Both felonies and misdemeanors have different classes or levels within them, and each has different potential jail time requirements. The differences between the various levels depend on how serious the court systems consider individual cases.

Misdemeanors Are Given for Lesser Crimes and Have Fewer Penalties

Individuals charged for a misdemeanor offense have committed crimes that are not quite as serious as felony crimes. Misdemeanor crimes might include theft, prostitution, assault, public intoxication, vandalism, trespassing, disorderly conduct, discharging a weapon in a city, or reckless driving.

Those charged with misdemeanors will often be required to pay high fines, serve jail time, and finish community service, probation, and drug/alcohol education, to name a few. Misdemeanor offenses can have mandatory jail sentences in some states, but not all do. In states that do require jail, a misdemeanor class A will have a penalty of between 6 months to one year of jail time; a misdemeanor class B will have a penalty of between 31 days to 6 months of jail time; a misdemeanor class C will have a penalty of between 6-30 days.
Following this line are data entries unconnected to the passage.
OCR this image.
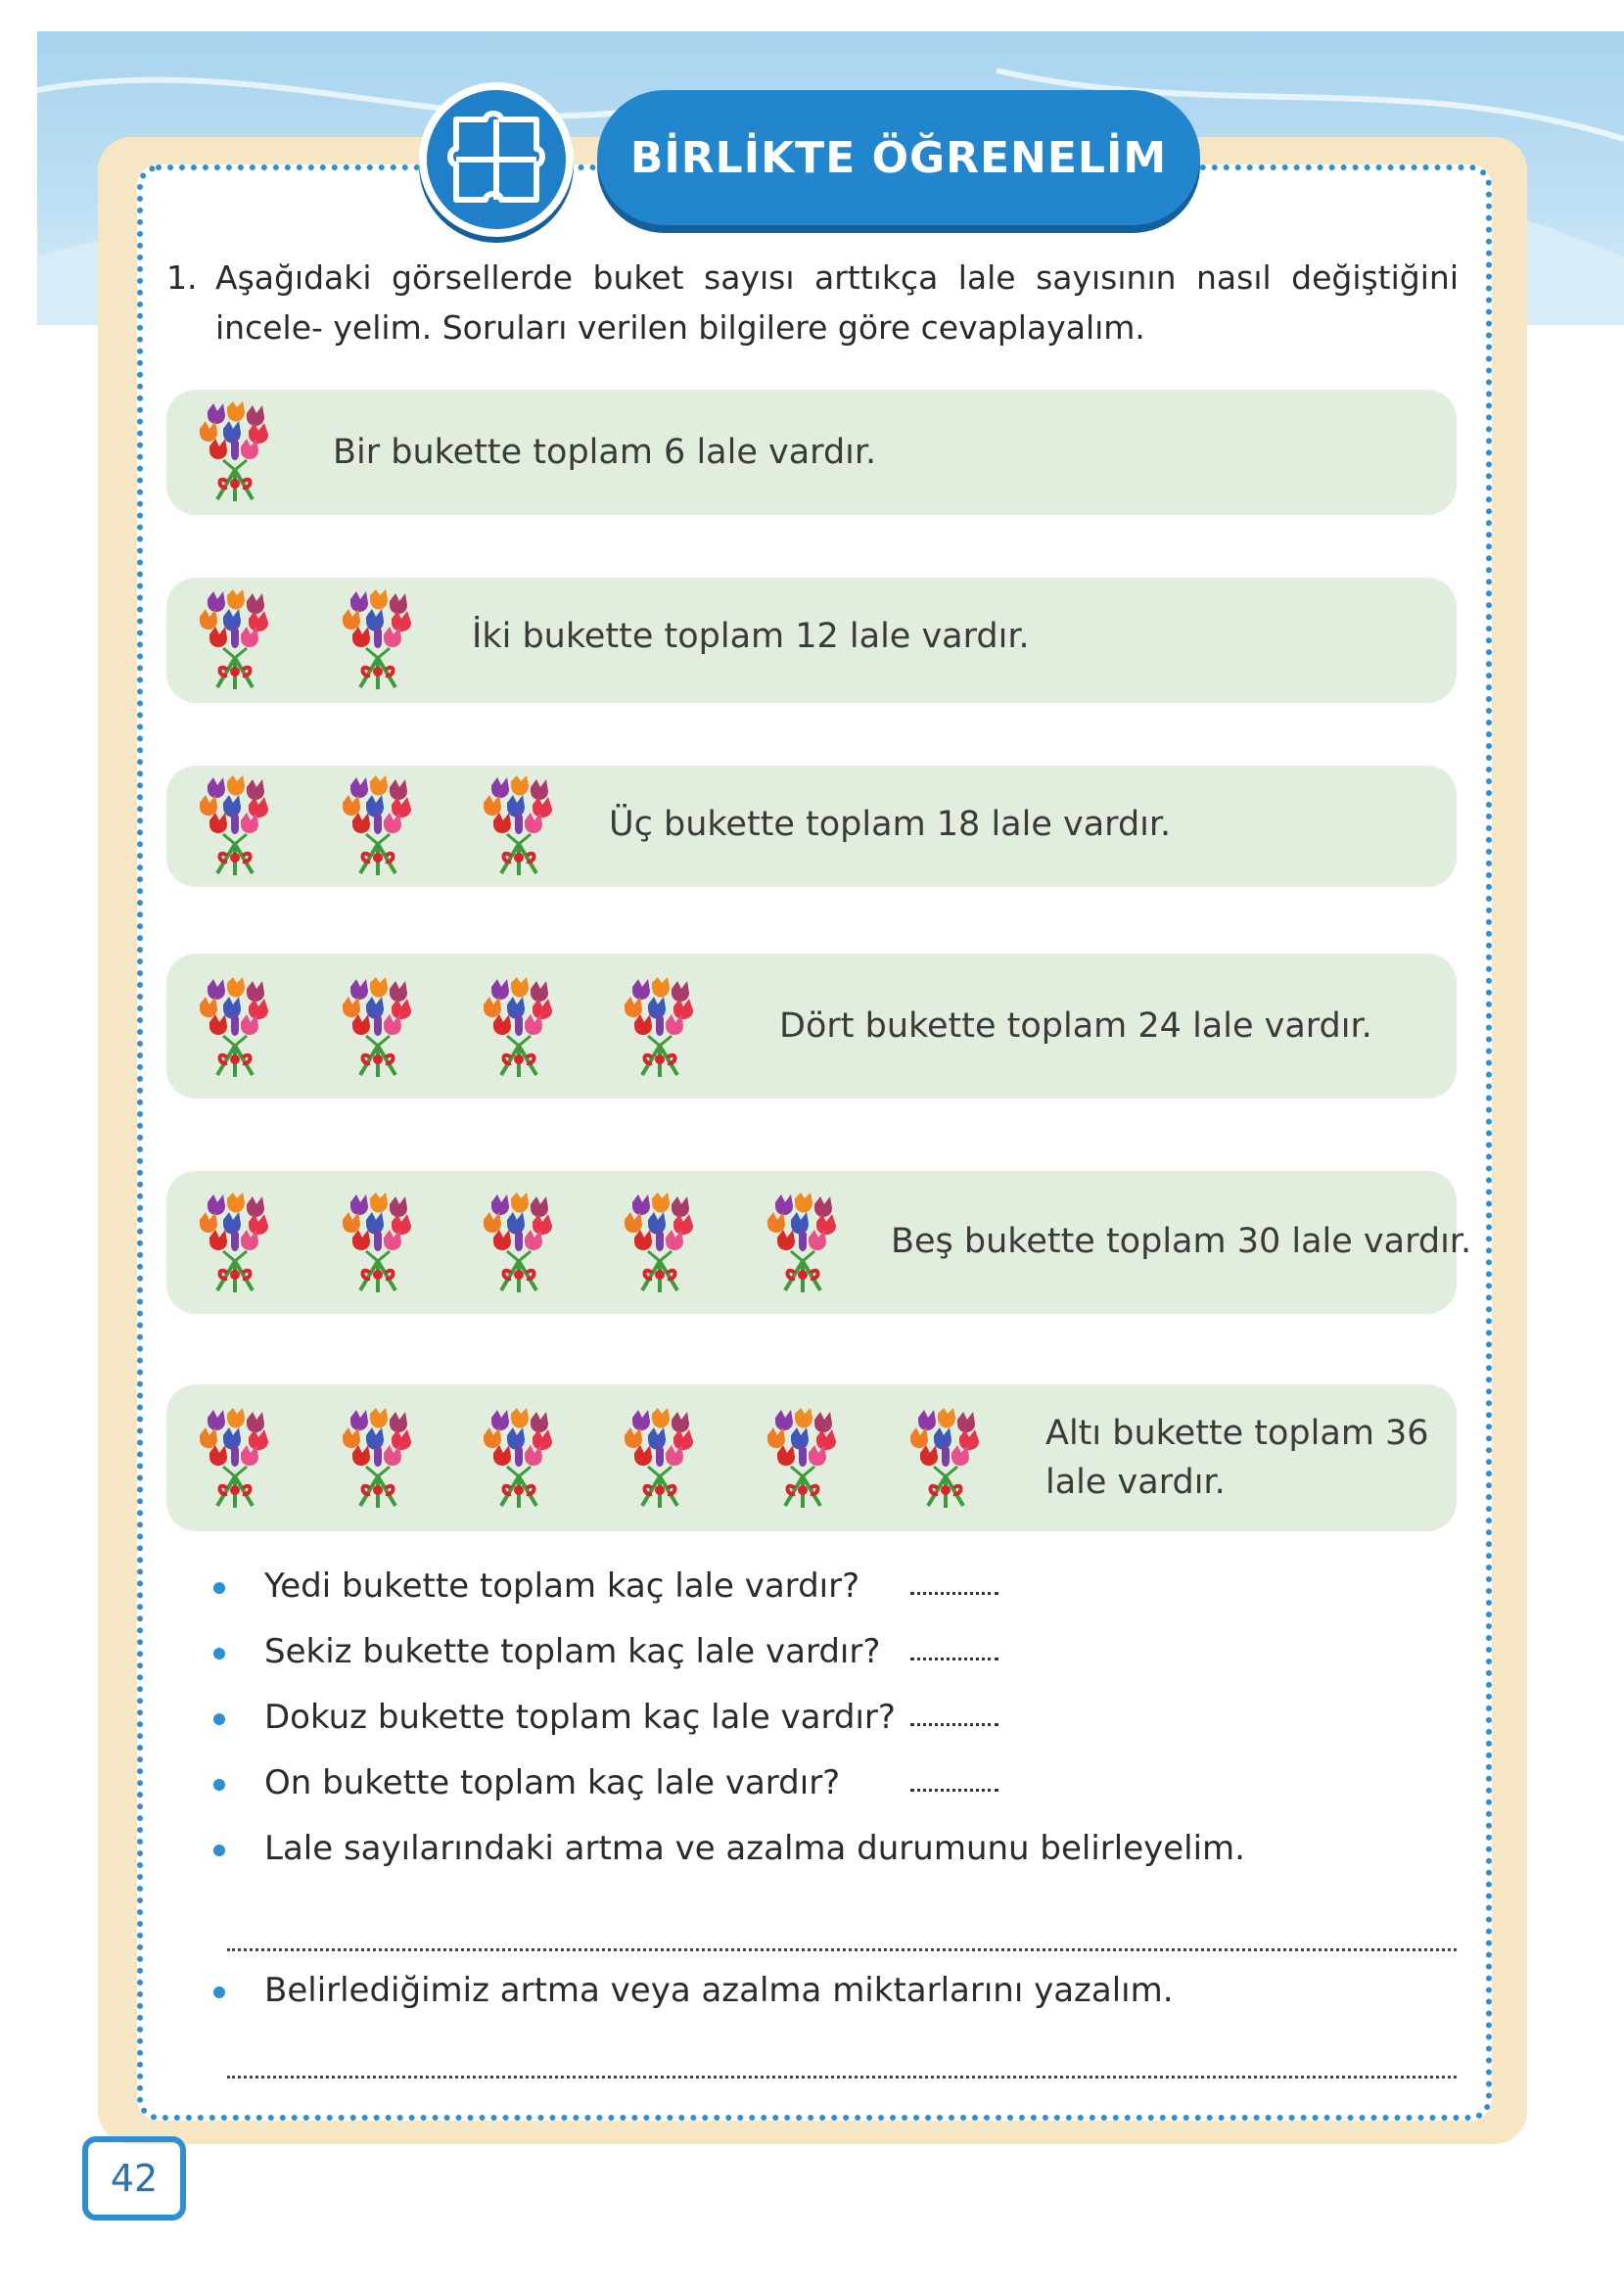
BİRLİKTE ÖĞRENELİM
1. Aşağıdaki görsellerde buket sayısı arttıkça lale sayısının nasıl değiştiğini incele- yelim. Soruları verilen bilgilere göre cevaplayalım.
Bir bukette toplam 6 lale vardır.
İki bukette toplam 12 lale vardır.
Üç bukette toplam 18 lale vardır.
Dört bukette toplam 24 lale vardır.
Beş bukette toplam 30 lale vardır.
Altı bukette toplam 36
lale vardır.
Yedi bukette toplam kaç lale vardır?
Sekiz bukette toplam kaç lale vardır?
Dokuz bukette toplam kaç lale vardır?
On bukette toplam kaç lale vardır?
Lale sayılarındaki artma ve azalma durumunu belirleyelim.
Belirlediğimiz artma veya azalma miktarlarını yazalım.
42
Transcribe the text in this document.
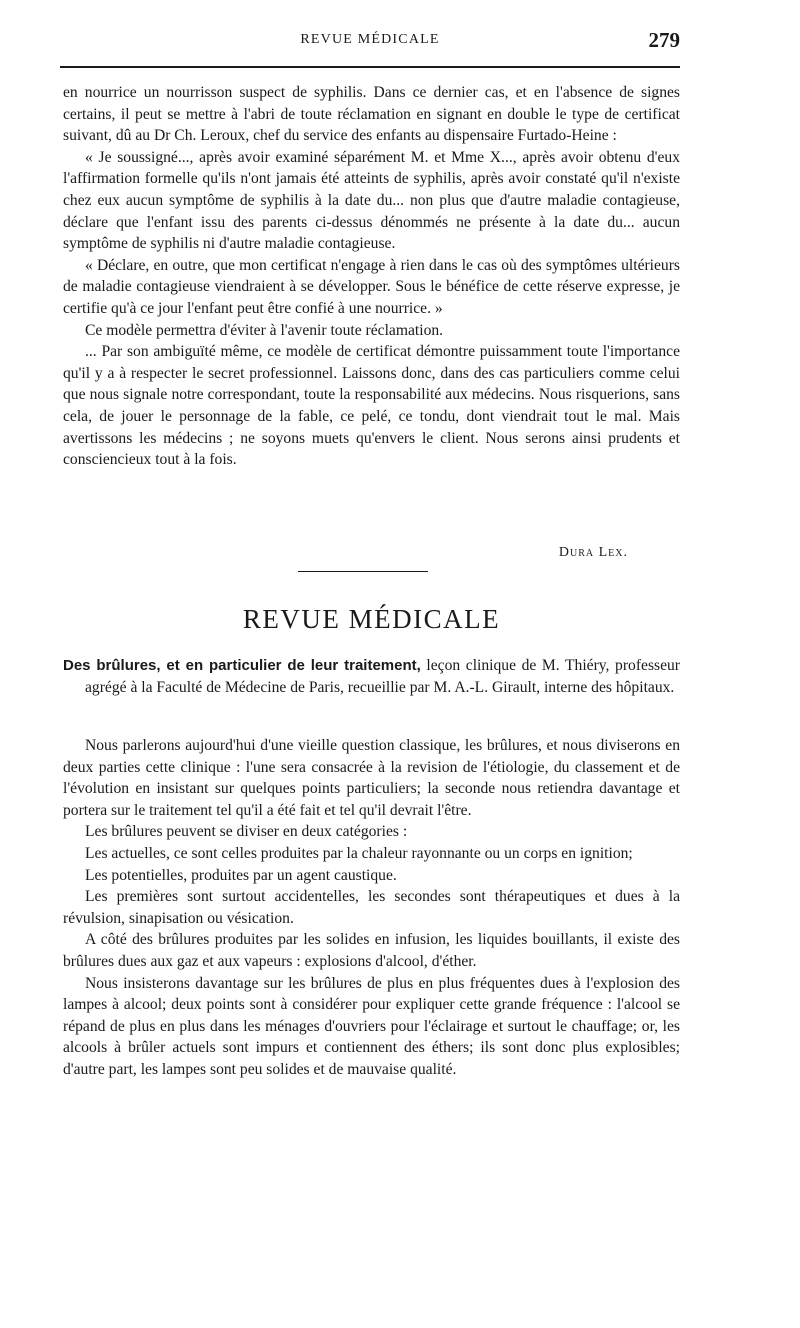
REVUE MÉDICALE	279

en nourrice un nourrisson suspect de syphilis. Dans ce dernier cas, et en l'absence de signes certains, il peut se mettre à l'abri de toute réclamation en signant en double le type de certificat suivant, dû au Dr Ch. Leroux, chef du service des enfants au dispensaire Furtado-Heine :

« Je soussigné..., après avoir examiné séparément M. et Mme X..., après avoir obtenu d'eux l'affirmation formelle qu'ils n'ont jamais été atteints de syphilis, après avoir constaté qu'il n'existe chez eux aucun symptôme de syphilis à la date du... non plus que d'autre maladie contagieuse, déclare que l'enfant issu des parents ci-dessus dénommés ne présente à la date du... aucun symptôme de syphilis ni d'autre maladie contagieuse.

« Déclare, en outre, que mon certificat n'engage à rien dans le cas où des symptômes ultérieurs de maladie contagieuse viendraient à se développer. Sous le bénéfice de cette réserve expresse, je certifie qu'à ce jour l'enfant peut être confié à une nourrice. »

Ce modèle permettra d'éviter à l'avenir toute réclamation.

... Par son ambiguïté même, ce modèle de certificat démontre puissamment toute l'importance qu'il y a à respecter le secret professionnel. Laissons donc, dans des cas particuliers comme celui que nous signale notre correspondant, toute la responsabilité aux médecins. Nous risquerions, sans cela, de jouer le personnage de la fable, ce pelé, ce tondu, dont viendrait tout le mal. Mais avertissons les médecins ; ne soyons muets qu'envers le client. Nous serons ainsi prudents et consciencieux tout à la fois.

Dura Lex.
REVUE MÉDICALE
Des brûlures, et en particulier de leur traitement, leçon clinique de M. Thiéry, professeur agrégé à la Faculté de Médecine de Paris, recueillie par M. A.-L. Girault, interne des hôpitaux.

Nous parlerons aujourd'hui d'une vieille question classique, les brûlures, et nous diviserons en deux parties cette clinique : l'une sera consacrée à la revision de l'étiologie, du classement et de l'évolution en insistant sur quelques points particuliers; la seconde nous retiendra davantage et portera sur le traitement tel qu'il a été fait et tel qu'il devrait l'être.

Les brûlures peuvent se diviser en deux catégories :

Les actuelles, ce sont celles produites par la chaleur rayonnante ou un corps en ignition;

Les potentielles, produites par un agent caustique.

Les premières sont surtout accidentelles, les secondes sont thérapeutiques et dues à la révulsion, sinapisation ou vésication.

A côté des brûlures produites par les solides en infusion, les liquides bouillants, il existe des brûlures dues aux gaz et aux vapeurs : explosions d'alcool, d'éther.

Nous insisterons davantage sur les brûlures de plus en plus fréquentes dues à l'explosion des lampes à alcool; deux points sont à considérer pour expliquer cette grande fréquence : l'alcool se répand de plus en plus dans les ménages d'ouvriers pour l'éclairage et surtout le chauffage; or, les alcools à brûler actuels sont impurs et contiennent des éthers; ils sont donc plus explosibles; d'autre part, les lampes sont peu solides et de mauvaise qualité.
Felonies Are More Severe and For More Serious Offenses

Felonies are the most severe type of crime, and they sometimes involve violent actions like arson, kidnapping, burglary, rape, and murder. Since the stakes are much higher, felony arrests often require jail time and other penalties.

Felons must pay steep fines, and they cannot legally run for office or possess a firearm. They also might have trouble finding housing or landing a good job due to many mandatory background checks. While state laws vary slightly, felony convictions are generally categorized according to the severity of the offense in the first, second, and third-degree. A typical penalty for a first-degree felony could be a sentence of 10+ years in prison (20 years maximum in a federal high-security or state prison).

In a second-degree felony, a maximum of 10 years of prison time is an average sentence. A third-degree felony is the least harsh and can include a maximum of 7 years in jail or prison. It is important to note that if a felony charge does not include the degree of the felony, it is automatically a third degree.

In summary, misdemeanor crimes are associated with less punishment because the crimes are not as severe. While those who are charged with a misdemeanor can serve up to one year in jail, the majority of misdemeanors are bargained down to probation or alternative sentences.

Individuals charged with misdemeanors are not sent to prison. Felonies are much more serious offenses and receive a stricter penalty. Felons with traditional sentences will usually be assigned to spend at least one year in prison.